Weird Lens Allows Light Field Passthrough for VR Headset

Weird Lens Allows Light Field Passthrough for VR Headset

Light Fields are a subtle but critical element to making 3D video look “real”, and it has little to do with either resolution or field of view. Meta (formerly Facebook) provides a look at a prototype VR headset that provides light field passthrough video to the user for a more realistic view of their surroundings, and it uses a nifty lens and aperture combination to make it happen.


As humans move our eyes (or our heads, for that matter) to take in a scene, we see things from slightly different perspectives in the process. These differences are important cues for our brains to interpret our world. But when cameras capture a scene, they capture it as a flat plane, which is different in a number of important ways from the manner in which our eyes work. A big reason stereoscopic 3D video doesn’t actually look particularly real is because the information it presents lacks these subtleties.
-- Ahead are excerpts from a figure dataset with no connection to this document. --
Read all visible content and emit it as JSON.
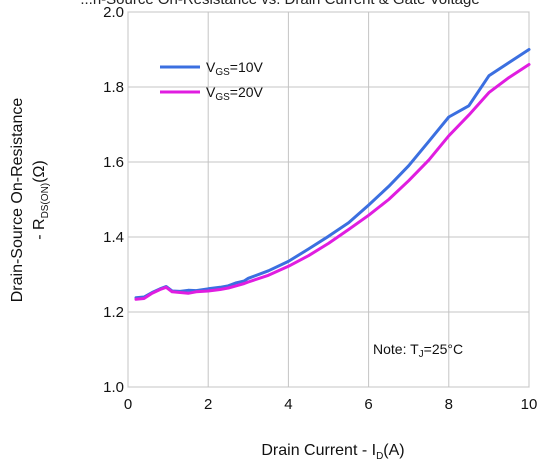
{
  "chart_data": {
    "type": "line",
    "title_fragment": "...n-Source On-Resistance vs. Drain Current & Gate Voltage",
    "xlabel_main": "Drain Current - I",
    "xlabel_sub": "D",
    "xlabel_unit": "(A)",
    "ylabel_line1": "Drain-Source On-Resistance",
    "ylabel_line2_main": "- R",
    "ylabel_line2_sub": "DS(ON)",
    "ylabel_line2_unit": "(Ω)",
    "xlim": [
      0,
      10
    ],
    "ylim": [
      1.0,
      2.0
    ],
    "x_ticks": [
      "0",
      "2",
      "4",
      "6",
      "8",
      "10"
    ],
    "y_ticks": [
      "1.0",
      "1.2",
      "1.4",
      "1.6",
      "1.8",
      "2.0"
    ],
    "grid": true,
    "legend_position": "top-left",
    "note_main": "Note: T",
    "note_sub": "J",
    "note_value": "=25°C",
    "series": [
      {
        "name_main": "V",
        "name_sub": "GS",
        "name_value": "=10V",
        "color": "#3b6fe0",
        "x": [
          0.2,
          0.4,
          0.6,
          0.8,
          0.95,
          1.1,
          1.3,
          1.5,
          1.7,
          2.0,
          2.3,
          2.5,
          2.7,
          2.9,
          3.0,
          3.5,
          4.0,
          4.5,
          5.0,
          5.5,
          6.0,
          6.5,
          7.0,
          7.5,
          8.0,
          8.5,
          9.0,
          9.5,
          10.0
        ],
        "y": [
          1.238,
          1.24,
          1.252,
          1.262,
          1.268,
          1.256,
          1.255,
          1.258,
          1.257,
          1.262,
          1.266,
          1.27,
          1.278,
          1.283,
          1.29,
          1.31,
          1.335,
          1.368,
          1.402,
          1.438,
          1.485,
          1.535,
          1.59,
          1.655,
          1.72,
          1.75,
          1.83,
          1.865,
          1.9
        ]
      },
      {
        "name_main": "V",
        "name_sub": "GS",
        "name_value": "=20V",
        "color": "#e01de0",
        "x": [
          0.2,
          0.4,
          0.6,
          0.8,
          0.95,
          1.1,
          1.3,
          1.5,
          1.7,
          2.0,
          2.3,
          2.5,
          2.7,
          2.9,
          3.0,
          3.5,
          4.0,
          4.5,
          5.0,
          5.5,
          6.0,
          6.5,
          7.0,
          7.5,
          8.0,
          8.5,
          9.0,
          9.5,
          10.0
        ],
        "y": [
          1.234,
          1.236,
          1.25,
          1.26,
          1.266,
          1.254,
          1.252,
          1.25,
          1.254,
          1.256,
          1.26,
          1.264,
          1.27,
          1.276,
          1.28,
          1.298,
          1.322,
          1.35,
          1.383,
          1.42,
          1.458,
          1.5,
          1.55,
          1.605,
          1.67,
          1.725,
          1.785,
          1.825,
          1.86
        ]
      }
    ]
  }
}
How is this connected to VR headsets? The video passthrough feature of VR — where one sees the real world via external cameras — is increasingly understood to be an important feature, but has limitations. Visual distortions from software processing are one, but video passthrough also suffers from the same issues that 3D videos have: they just don’t look real, and they don’t actually look 3D. This is more than just a cosmetic problem; it gets in the way of interacting with the world. That includes not just handling items but also things like walking around without bumping into corners, or going down stairs rather faster than one intended.